Statistical Methods.A clinical response will be determined using Forced Expiratory Volume as primary endpoint and will be defined as a 50% or greater reduction in the rate of decline of Forced Expiratory Volume assessed by comparing the average rate of Forced Expiratory Volume decline over the 6 months prior to Extracorporeal Photopheresis against the average rate of Forced Expiratory Volume decline over the 12 months following initiation of Extracorporeal Photophereis.
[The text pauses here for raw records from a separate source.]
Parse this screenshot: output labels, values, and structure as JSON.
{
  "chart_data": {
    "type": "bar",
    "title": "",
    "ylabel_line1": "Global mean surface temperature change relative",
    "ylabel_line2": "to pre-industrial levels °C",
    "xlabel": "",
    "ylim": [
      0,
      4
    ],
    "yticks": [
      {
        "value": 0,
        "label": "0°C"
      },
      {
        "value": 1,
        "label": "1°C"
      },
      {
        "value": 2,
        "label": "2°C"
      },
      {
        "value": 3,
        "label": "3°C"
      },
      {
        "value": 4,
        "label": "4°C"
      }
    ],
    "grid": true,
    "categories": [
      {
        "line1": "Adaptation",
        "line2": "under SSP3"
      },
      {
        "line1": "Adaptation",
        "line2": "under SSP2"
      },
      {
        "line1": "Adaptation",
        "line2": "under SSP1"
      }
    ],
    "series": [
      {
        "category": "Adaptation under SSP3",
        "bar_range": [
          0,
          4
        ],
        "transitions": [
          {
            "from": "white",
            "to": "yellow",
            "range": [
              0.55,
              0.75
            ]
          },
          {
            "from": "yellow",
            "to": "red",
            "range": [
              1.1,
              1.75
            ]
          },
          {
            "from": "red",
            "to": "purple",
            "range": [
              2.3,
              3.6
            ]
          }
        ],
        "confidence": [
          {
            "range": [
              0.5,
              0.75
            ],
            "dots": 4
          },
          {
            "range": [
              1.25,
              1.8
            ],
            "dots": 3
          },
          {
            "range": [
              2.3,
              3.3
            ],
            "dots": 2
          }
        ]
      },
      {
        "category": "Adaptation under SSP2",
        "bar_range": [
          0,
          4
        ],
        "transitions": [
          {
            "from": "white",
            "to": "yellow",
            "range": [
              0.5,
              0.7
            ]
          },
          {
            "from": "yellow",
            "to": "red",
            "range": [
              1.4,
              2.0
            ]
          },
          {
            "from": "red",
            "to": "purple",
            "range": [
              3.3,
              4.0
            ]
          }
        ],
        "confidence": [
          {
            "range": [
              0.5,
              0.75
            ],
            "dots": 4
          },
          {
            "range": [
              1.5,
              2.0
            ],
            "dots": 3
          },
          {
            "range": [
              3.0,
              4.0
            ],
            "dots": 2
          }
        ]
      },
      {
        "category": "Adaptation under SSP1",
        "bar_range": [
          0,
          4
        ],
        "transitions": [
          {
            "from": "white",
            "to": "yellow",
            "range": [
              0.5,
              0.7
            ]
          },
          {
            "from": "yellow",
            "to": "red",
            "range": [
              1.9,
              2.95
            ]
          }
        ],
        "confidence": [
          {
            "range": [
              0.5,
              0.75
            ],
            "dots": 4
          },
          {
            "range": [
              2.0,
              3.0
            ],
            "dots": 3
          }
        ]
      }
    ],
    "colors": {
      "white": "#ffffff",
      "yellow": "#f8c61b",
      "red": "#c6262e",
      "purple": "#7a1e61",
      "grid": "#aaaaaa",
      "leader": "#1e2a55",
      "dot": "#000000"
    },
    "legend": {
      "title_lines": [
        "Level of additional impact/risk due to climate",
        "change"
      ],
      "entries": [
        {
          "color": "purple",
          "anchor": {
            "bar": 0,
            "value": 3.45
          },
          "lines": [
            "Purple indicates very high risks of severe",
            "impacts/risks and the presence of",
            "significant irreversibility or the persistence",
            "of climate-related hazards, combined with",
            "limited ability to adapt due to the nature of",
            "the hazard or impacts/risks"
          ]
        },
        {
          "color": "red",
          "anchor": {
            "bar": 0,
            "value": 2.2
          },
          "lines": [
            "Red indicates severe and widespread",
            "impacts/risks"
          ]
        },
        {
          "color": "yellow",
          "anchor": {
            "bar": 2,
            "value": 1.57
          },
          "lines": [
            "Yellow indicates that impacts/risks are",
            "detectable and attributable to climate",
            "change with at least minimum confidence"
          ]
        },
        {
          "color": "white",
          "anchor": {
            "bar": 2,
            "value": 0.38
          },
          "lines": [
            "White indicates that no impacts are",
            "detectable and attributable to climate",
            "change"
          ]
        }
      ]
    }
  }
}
Survival Primary Outcome: Mortality three years after diagnosis of Bronchiolitis Obliterans syndrome using standard of care management of Bronchiolitis Obliterans syndrome is 52%. Assuming 15% exclusion related to early crossover and a 5% loss to follow-up of enrolled patients, 739 patients who meet the standardized criteria for Bronchiolitis Obliterans syndrome would need to be enrolled and randomly assigned to either the Early Photopheresis Intervention or control cohorts to detect a difference. The outcomes between the two Bronchiolitis Obliterans syndrome disease severity strata will be assessed separately. The patient will be followed for up to five years or until their date of death and the following data will be collected annually after the first year: Spirometry results, the number of maintenance Extracorporeal Photopheresis treatments performed and Quality Of Life surveys will be tabulated.